Он выжал сцепление, и «Мерседес» покатился вниз, набирая скорость.
— Вон впереди аул Канглы, — сообщил Тарханов тоном экскурсовода. — Говорят, сколько печных труб на доме, столько у хозяина жен…
— Я тоже это слышал, — усмехнулся Розенцвейг.
Вот ехали с человеком целые сутки, много разговаривали, и Сергей даже не подозревал, что майор бывал в этих местах. Или просто вызубрил наизусть карту и соответствующую краеведческую литературу, чтобы ориентироваться в местах, куда забросила его судьба.
Вообще загадочный человек. Русским владеет, словно с рождения думает на нем, и непонятно, израильский ли он разведчик, специализирующийся на русских делах, или совсем наоборот. И в чьих интересах он занимается проблемой «Гнева Аллаха»?

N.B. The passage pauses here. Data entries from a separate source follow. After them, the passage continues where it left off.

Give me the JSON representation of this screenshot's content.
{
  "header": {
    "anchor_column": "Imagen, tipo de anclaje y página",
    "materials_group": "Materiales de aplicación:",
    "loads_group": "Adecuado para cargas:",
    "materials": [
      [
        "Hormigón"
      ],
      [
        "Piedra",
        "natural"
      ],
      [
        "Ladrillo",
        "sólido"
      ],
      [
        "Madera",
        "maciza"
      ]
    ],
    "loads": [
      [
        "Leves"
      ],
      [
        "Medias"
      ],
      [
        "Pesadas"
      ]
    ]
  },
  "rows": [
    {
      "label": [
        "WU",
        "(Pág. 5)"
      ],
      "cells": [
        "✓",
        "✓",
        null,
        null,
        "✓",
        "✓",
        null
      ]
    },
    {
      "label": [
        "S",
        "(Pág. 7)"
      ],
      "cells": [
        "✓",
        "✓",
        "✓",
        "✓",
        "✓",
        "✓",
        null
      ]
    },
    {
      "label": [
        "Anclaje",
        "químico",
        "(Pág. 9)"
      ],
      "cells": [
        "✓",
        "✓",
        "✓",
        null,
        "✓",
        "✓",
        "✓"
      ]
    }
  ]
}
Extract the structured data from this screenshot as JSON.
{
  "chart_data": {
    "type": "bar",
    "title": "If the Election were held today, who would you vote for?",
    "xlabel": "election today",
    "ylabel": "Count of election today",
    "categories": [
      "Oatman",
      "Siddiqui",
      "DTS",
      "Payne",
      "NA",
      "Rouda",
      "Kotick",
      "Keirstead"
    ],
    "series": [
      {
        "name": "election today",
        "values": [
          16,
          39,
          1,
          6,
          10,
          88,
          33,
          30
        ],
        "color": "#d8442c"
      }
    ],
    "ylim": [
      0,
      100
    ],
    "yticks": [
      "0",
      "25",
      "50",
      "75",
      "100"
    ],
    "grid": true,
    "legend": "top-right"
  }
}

Впрочем, какая разница? Полковника Неверова такие вещи могли бы интересовать, а капитану Тарханову было не до того. Он возвращался в родные места после долгого отсутствия и смотрел по сторонам с тем обостренным интересом, который всегда появляется у нас, когда мы встречаемся с чем-то дорогим, давно не виденным, будь то человек, город или просто памятное место. Кроме интереса к изменениям, происшедшим за время разлуки, потоком наплывают воспоминания, ассоциации, и часто незаметный посторонним штрих, запах или жест рождают столько чувств, томительно-грустных по преимуществу…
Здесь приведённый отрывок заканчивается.